Título: Sem refúgio
Autor: Werthein, Jorge
Fonte: O Globo, 19/03/2007, Opinião, p. 7

O "Mapa da violência dos municípios brasileiros" confirmou, com estatísticas, o noticiário e a impressão geral: a violência se alastra pelo país e consome, sobretudo, a população jovem. Entenda-se por violência, neste caso, atos como homicídios, suicídios e acidentes de transporte, que resultam em danos irreparáveis. O que mostra o trabalho é que nenhuma unidade da federação está livre da violência. Não há refúgio.

Os números não chocam tanto quanto os trágicos episódios descritos nos jornais, mas impressionam. Afinal, diante de tabelas, gráficos, mapas e rankings, está se observando a floresta, não a árvore. É a partir da visão panorâmica, global, que se pode pensar o conjunto da população e para ela conceber políticas públicas que venham a beneficiar o indivíduo. Um jovem baleado provoca indignação. Milhares deles, perplexidade. Não se trata mais de um drama familiar, mas de um trágico fenômeno social, comparável a uma guerra. Todos devem se sentir responsáveis e vítimas da violência.

A letra fria do papel explicita o que muitos sofrem ou sofreram na própria pele. As vítimas de homicídio são majoritariamente jovens. É na faixa dos 15 aos 24 anos de idade que ocorrem mais homicídios, principalmente na faixa etária dos 20 aos 24 anos, com taxas de aproximadamente 65 homicídios por 100 mil jovens. Junto aos chamados menores de idade, entre os 14 e os 17 anos, os homicídios vêm crescendo em ritmo acelerado, com pico nos 14 anos, onde os homicídios, no decênio 1994/2004, cresceram mais de 63%. Com poucas diferenças entre as unidades da Federação, a grande maioria (92,1%) das vítimas de homicídio é do sexo masculino. Detalhe de extrema relevância: a taxa de homicídio da população negra é muito superior à da população branca. Em Estados como Paraíba e Alagoas, ultrapassa-se a casa dos 700% de vitimização de negros em relação aos brancos.

Parece clara a necessidade de se reforçarem as políticas voltadas especificamente para essas populações. Para isso, é necessário entender o que ocorre com elas, o que desejam e o que pode motivá-las a mudar. Como se sabe, parte do problema está na dificuldade de se promover a inclusão social de expressiva parcela da sociedade. Embora a carência material não seja a única responsável pela violência, ela contribui significativamente para a prática de delitos. Também contribui, e muito, a impunidade vigente. Mas combater a impunidade não significa que a solução esteja em aumentar significativamente as penas.
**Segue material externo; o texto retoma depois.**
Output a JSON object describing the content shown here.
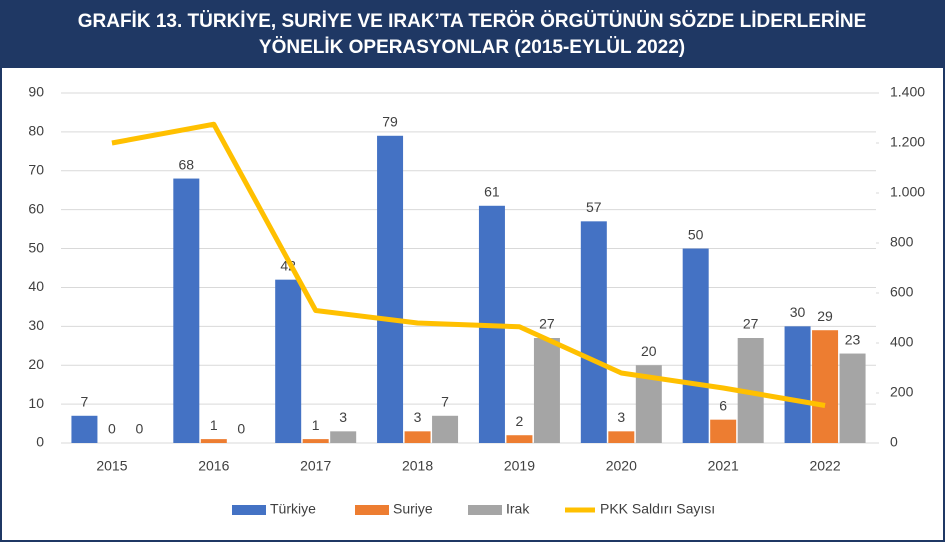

Está demonstrado que isso não traz os resultados esperados. Acesso a uma educação de qualidade, a trabalho e a saúde movem montanhas. A violência é uma realidade inconveniente, que tira ou deveria tirar o sono de todos os brasileiros, enquanto o problema não se restringir ao inevitável. Governo, sociedade, setor privado, são todos vítimas e co-responsáveis por esse quadro desolador.

JORGE WERTHEIN é doutor em Educação pela Universidade de Stanford (EUA).